Pulp Paperback: The Sniper by Jack Cannon #BookReview

Alongside Thriller Corner, I’ve decide to start another strand within the site where I’ll review books from the pulpier side of the street. OC


THE CRIMINALS DIDN’T TAKE THE STREETS OVERNIGHT. ONE BATTLE WONT WIN THEM BACK. JOE RYKER IS A COP FROM THE OLD SCHOOL. HOMICIDE IS HIS JOB. MURDER IS HIS LIFE. AND HE’S READY TO STRIKE… As sirens wail in the heat of the city night, an over burdened police department is up against a crime wave that’s spreading like blood from a sliced artery. The Sniper is one man with a rifle, choosing his victims at random, killing with the cold skill of a pro. Detective Sergeant Ryker is going in after him – into the sleaze and decay, into the night. Somewhere in the panic-stricken city the killer and the cop will come face to face – and a last deadly battle will be raged…

Title: The Sniper | Author: Jack Cannon (aka Nelson DeMille) | Joe Ryker #1 | Publisher: Grafton| Pages: 224 | ISBN: 9780586204511 | Publication date: 24th January 1991 (originally published 1974) | Source: Purchased

‘The Sniper’ is a far better book than it has any right to be. Originally published in 1974, it’s a quick and nasty cop thriller about a brutal, nihilistic cop hunting a deadly sniper.

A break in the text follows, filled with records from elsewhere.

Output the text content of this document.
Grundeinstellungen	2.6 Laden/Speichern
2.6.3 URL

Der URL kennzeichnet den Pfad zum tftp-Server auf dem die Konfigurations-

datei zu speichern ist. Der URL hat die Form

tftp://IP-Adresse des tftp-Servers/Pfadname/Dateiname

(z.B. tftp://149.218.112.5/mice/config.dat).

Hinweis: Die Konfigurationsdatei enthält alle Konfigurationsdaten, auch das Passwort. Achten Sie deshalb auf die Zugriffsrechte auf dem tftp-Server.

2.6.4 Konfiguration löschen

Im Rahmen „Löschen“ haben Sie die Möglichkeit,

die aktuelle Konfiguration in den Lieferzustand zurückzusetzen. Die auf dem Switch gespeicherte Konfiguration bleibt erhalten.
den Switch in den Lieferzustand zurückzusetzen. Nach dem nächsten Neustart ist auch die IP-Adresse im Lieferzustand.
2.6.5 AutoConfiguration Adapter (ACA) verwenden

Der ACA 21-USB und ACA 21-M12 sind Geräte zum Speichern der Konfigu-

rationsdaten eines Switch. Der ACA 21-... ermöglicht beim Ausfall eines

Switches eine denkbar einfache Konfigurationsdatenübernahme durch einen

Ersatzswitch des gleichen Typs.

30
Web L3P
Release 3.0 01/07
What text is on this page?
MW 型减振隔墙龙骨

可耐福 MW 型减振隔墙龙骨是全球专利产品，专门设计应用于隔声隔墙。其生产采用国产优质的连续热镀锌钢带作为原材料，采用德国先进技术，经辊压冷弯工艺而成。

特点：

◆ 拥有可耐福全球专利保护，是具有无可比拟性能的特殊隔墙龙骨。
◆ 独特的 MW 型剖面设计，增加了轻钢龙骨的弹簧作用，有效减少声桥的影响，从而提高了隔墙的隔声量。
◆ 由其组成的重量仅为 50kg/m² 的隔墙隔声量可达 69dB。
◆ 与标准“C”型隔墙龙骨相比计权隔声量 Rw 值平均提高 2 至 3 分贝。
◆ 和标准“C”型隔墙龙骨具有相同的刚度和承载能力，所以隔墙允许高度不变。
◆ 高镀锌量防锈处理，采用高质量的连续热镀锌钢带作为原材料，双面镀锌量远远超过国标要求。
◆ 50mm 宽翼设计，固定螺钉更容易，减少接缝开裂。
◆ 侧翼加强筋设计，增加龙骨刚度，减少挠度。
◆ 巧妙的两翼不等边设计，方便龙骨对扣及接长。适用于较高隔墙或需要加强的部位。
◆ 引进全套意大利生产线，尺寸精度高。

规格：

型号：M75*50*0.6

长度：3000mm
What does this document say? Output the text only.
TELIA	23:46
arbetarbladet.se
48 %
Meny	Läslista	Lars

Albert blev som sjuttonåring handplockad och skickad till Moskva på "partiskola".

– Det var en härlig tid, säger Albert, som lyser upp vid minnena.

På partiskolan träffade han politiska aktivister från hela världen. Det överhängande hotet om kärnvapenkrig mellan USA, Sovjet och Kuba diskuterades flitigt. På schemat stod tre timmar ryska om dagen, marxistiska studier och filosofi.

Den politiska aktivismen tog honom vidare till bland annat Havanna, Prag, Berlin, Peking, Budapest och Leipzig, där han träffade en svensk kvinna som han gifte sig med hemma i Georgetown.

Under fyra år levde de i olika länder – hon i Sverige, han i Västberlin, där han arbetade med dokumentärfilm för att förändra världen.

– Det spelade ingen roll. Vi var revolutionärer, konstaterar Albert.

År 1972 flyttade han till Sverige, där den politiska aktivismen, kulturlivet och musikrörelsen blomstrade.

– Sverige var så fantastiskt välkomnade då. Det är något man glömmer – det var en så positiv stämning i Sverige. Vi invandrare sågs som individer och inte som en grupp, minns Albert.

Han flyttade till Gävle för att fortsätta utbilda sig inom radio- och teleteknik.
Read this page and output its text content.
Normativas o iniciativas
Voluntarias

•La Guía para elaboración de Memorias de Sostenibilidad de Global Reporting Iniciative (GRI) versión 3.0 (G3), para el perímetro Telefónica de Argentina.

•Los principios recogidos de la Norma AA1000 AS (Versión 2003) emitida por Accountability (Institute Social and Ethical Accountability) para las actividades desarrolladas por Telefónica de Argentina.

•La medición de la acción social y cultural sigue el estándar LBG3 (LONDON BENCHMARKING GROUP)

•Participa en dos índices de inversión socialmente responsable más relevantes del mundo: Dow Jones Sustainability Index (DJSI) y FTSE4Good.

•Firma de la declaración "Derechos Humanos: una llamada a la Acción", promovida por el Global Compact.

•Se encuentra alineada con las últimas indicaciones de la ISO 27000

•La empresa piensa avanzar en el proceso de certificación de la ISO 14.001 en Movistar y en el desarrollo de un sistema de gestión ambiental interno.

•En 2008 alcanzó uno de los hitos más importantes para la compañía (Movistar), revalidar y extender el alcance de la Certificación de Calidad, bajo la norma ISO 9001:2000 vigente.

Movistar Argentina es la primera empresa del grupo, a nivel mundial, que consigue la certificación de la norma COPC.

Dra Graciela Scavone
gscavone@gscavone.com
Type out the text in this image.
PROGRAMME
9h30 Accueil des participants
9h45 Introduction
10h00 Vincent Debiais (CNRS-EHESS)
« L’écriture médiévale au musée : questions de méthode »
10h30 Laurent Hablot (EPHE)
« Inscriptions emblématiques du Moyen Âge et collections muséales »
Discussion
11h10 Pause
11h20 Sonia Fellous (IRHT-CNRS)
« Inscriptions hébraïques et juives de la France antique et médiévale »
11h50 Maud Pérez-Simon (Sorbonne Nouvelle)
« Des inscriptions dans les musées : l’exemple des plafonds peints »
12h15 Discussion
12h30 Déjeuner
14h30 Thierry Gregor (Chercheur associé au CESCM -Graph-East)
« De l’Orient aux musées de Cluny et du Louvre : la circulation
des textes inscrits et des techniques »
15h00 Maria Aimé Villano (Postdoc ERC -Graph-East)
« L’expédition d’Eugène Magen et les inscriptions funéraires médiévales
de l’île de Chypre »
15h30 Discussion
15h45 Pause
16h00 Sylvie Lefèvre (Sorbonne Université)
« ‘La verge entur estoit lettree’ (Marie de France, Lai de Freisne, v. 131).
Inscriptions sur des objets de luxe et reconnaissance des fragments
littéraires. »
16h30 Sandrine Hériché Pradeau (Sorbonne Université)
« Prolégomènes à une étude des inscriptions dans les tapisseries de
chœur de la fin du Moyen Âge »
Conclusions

The fact that it came out a few years after ‘Dirty Harry’, a cop thriller about a nihilistic cop hunting a deadly sniper, is probably no coincidence. It was the first published novel by author Nelson DeMille, who is best known for writing fat espionage thrillers that you might call Ludlumesque if they weren’t better than most of Ludlum’s output. He obviously decided the weightier books were better for his career, as they kept his real name and ‘The Sniper’ and its four sequels were reissued under the unlikely pseudonym Jack Cannon. He obviously still had some fondness for the books though, as he took the time to update them for the 90s reissues. This review is of the 90s edition of ‘The Sniper’.

The main draw of the book is the anti-hero cop at its centre. Joe Ryker is a scumbag who will stop at nothing to catch his prey. In between times he takes cheap sex where he can get it and drinks cheap liquor. He cares about justice rather than the niceties of the law. So determined is he to catch the villain in this book (a crazed Vietnam veteran sniping blondes) that he spends large parts of the book smeared in dog faeces. DeMille knows what a dick Ryker is and seems to delight in putting him through as much pain and degradation as possible.

The result is a book that feels like it wants to shock readers into enjoying it. Watching Ryker at work is a guilty pleasure, whether he’s beating up suspects or threatening witnesses. DeMille is a good enough writer that he keeps things taut and interesting, even if the plot lacks originality.